La suite après cette publicité
55 % des PME françaises ne pas répondent pas aux appels d’offres publics
Depuis des générations, le mauvais exemple vient d’en haut : le pire des payeurs – qui est aussi le pire des employeurs, s’asseyant régulièrement sur le droit du travail –, c’est l’État. Qu’il s’agisse d’un jeune professeur correcteur de copies ayant du mal à boucler ses fins de mois ou d’une entreprise de BTP attendant quatre-vingts jours pour se faire régler sa facture (délai légal trente jours), le mauvais exemple donné par l’État pousse 55 % des PME françaises… à ne pas répondre à ses appels d’offres ! (étude du cabinet Arc, 2023).
Par réflexe culturel (être fort avec les faibles, faible avec les forts ?), mimétisme ou effet de cascade – si l’État ou les grands donneurs d’ordres vous payent avec retard, pourquoi payer vite vos fournisseurs ? – certaines entreprises privées françaises ne sont pas en reste, hélas.
Encourager les bons payeurs
Dans son rapport annuel 2023, l’Observatoire des délais de paiement a chiffré à 15 milliards d’euros le montant de trésorerie qui a manqué aux PME en 2022 du fait de ces factures non payées dans les temps. Derrière ces grands chiffres agglomérés se cachent des réalités très concrètes, très humaines. On diffère ou l’on annule une embauche, ou un investissement, tant que l’on n’est pas payé. L’angoisse existentielle de la tension de trésorerie, qu’un trésorier de grande entreprise ne connaîtra jamais, paralyse l’entrepreneur, inhibe la confiance. Elle se déploie sur tout son environnement : salariés, fournisseurs, famille. Elle est, pour dire les choses simplement, l’un des facteurs les plus pernicieux du mal français aujourd’hui. Elle est source de doute, de décroissance, de chômage, de faillites et d’angoisse de la faillite à venir. La bonne nouvelle ? Cette situation est très facilement réversible, à coût quasiment nul. La contre-proposition #19 s’articule autour du triptyque suivant :
– contraindre l’État, les collectivités publiques et les groupes et entreprises appartenant à des groupes de plus d’un milliard d’euros de revenus, de régler leurs factures à moins de trente jours. Si tous les salariés et fonctionnaires de France se font payer mensuellement, pourquoi en serait-il donc autrement pour l’artisan, l’entrepreneur, la TPE-PME ? Au delà du trentième jour, automatiser (SEPA) le paiement du taux d’intérêt légal (taux moratoire), de 7,21 % aujourd’hui pour les créances des particuliers.

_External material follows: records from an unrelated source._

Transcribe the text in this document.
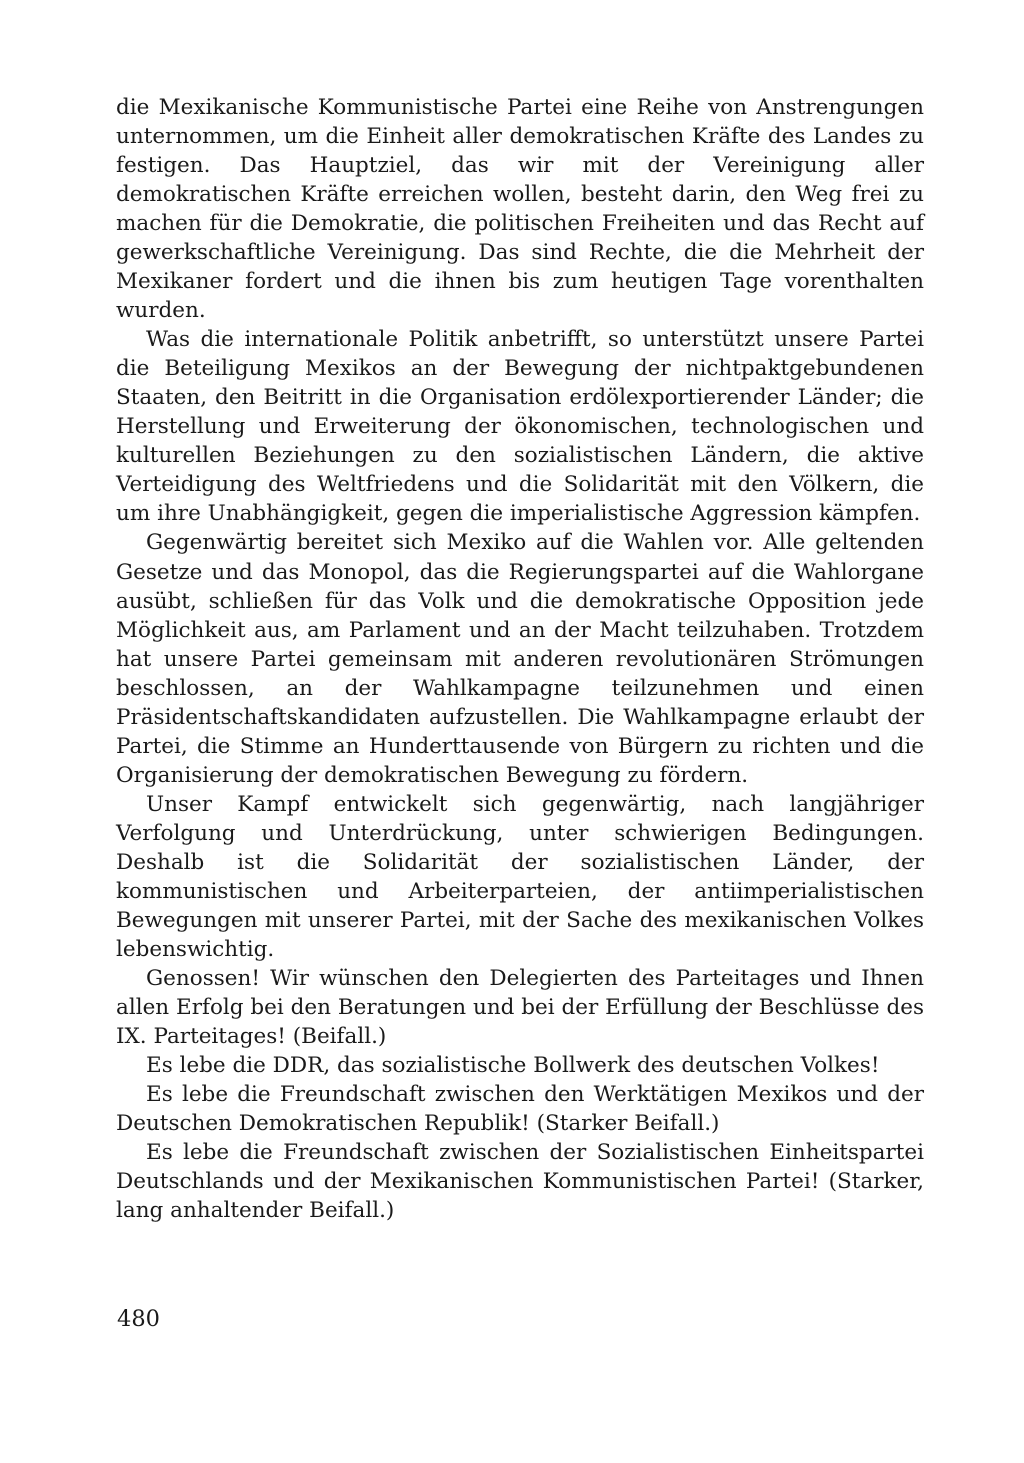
die Mexikanische Kommunistische Partei eine Reihe von Anstrengungen unternommen, um die Einheit aller demokratischen Kräfte des Landes zu festigen. Das Hauptziel, das wir mit der Vereinigung aller demokratischen Kräfte erreichen wollen, besteht darin, den Weg frei zu machen für die Demokratie, die politischen Freiheiten und das Recht auf gewerkschaftliche Vereinigung. Das sind Rechte, die die Mehrheit der Mexikaner fordert und die ihnen bis zum heutigen Tage vorenthalten wurden.

Was die internationale Politik anbetrifft, so unterstützt unsere Partei die Beteiligung Mexikos an der Bewegung der nichtpaktgebundenen Staaten, den Beitritt in die Organisation erdölexportierender Länder; die Herstellung und Erweiterung der ökonomischen, technologischen und kulturellen Beziehungen zu den sozialistischen Ländern, die aktive Verteidigung des Weltfriedens und die Solidarität mit den Völkern, die um ihre Unabhängigkeit, gegen die imperialistische Aggression kämpfen.

Gegenwärtig bereitet sich Mexiko auf die Wahlen vor. Alle geltenden Gesetze und das Monopol, das die Regierungspartei auf die Wahlorgane ausübt, schließen für das Volk und die demokratische Opposition jede Möglichkeit aus, am Parlament und an der Macht teilzuhaben. Trotzdem hat unsere Partei gemeinsam mit anderen revolutionären Strömungen beschlossen, an der Wahlkampagne teilzunehmen und einen Präsidentschaftskandidaten aufzustellen. Die Wahlkampagne erlaubt der Partei, die Stimme an Hunderttausende von Bürgern zu richten und die Organisierung der demokratischen Bewegung zu fördern.

Unser Kampf entwickelt sich gegenwärtig, nach langjähriger Verfolgung und Unterdrückung, unter schwierigen Bedingungen. Deshalb ist die Solidarität der sozialistischen Länder, der kommunistischen und Arbeiterparteien, der antiimperialistischen Bewegungen mit unserer Partei, mit der Sache des mexikanischen Volkes lebenswichtig.

Genossen! Wir wünschen den Delegierten des Parteitages und Ihnen allen Erfolg bei den Beratungen und bei der Erfüllung der Beschlüsse des IX. Parteitages! (Beifall.)

Es lebe die DDR, das sozialistische Bollwerk des deutschen Volkes!

Es lebe die Freundschaft zwischen den Werktätigen Mexikos und der Deutschen Demokratischen Republik! (Starker Beifall.)

Es lebe die Freundschaft zwischen der Sozialistischen Einheitspartei Deutschlands und der Mexikanischen Kommunistischen Partei! (Starker, lang anhaltender Beifall.)

480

– publier, par exemple via le Conseil national des experts-comptables ou les administrateurs judiciaires, un baromètre semestriel des pires et meilleurs payeurs de France, par industrie. Le « naming and shaming » est vertueux, dans une époque où certains grands groupes exhibent leur excellence sociétale dans des rapports annuels panégyriques sans fin – mais payent leurs fournisseurs à quatre-vingt-dix jours. Les entrepreneurs les plus agiles, notamment dans la technologie et les services numériques, travailleront plus naturellement avec les bons payeurs qu’avec les mauvais, rebattant intelligemment les cartes de la compétitivité d’une industrie.
– a contrario, publier et récompenser les entreprises ayant amélioré le plus fortement leurs délais de paiement dans une année.

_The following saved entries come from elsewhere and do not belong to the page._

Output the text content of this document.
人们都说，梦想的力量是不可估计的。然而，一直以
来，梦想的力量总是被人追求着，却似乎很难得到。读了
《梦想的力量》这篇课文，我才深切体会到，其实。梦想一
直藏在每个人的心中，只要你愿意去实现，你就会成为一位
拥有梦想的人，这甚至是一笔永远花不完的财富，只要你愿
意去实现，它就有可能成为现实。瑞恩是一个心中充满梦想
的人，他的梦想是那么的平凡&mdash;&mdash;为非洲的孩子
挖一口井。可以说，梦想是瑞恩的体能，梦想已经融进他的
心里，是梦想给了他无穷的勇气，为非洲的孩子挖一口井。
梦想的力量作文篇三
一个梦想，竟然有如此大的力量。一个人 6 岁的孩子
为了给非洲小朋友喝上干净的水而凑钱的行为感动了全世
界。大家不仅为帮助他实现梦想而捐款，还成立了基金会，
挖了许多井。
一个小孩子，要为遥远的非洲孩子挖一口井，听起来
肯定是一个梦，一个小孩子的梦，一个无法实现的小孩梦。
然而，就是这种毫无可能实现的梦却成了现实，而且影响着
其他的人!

L’émergence de ce nouveau KPI (indicateur clé de performance) pour les entreprises françaises serait particulièrement vertueux pour notre économie, notre société et notre pays. Dans les temps difficiles qui s’annoncent, où notre unité nationale est testée par des adversaires extérieurs comme intérieurs, ce nouveau comportement des entreprises françaises entre elles serait un puissant facteur de cohésion, de confiance et de croissance. N’attendons pas l’effet domino de faillites en cascade, ou l’impéritie budgétaire de notre État, pour agir.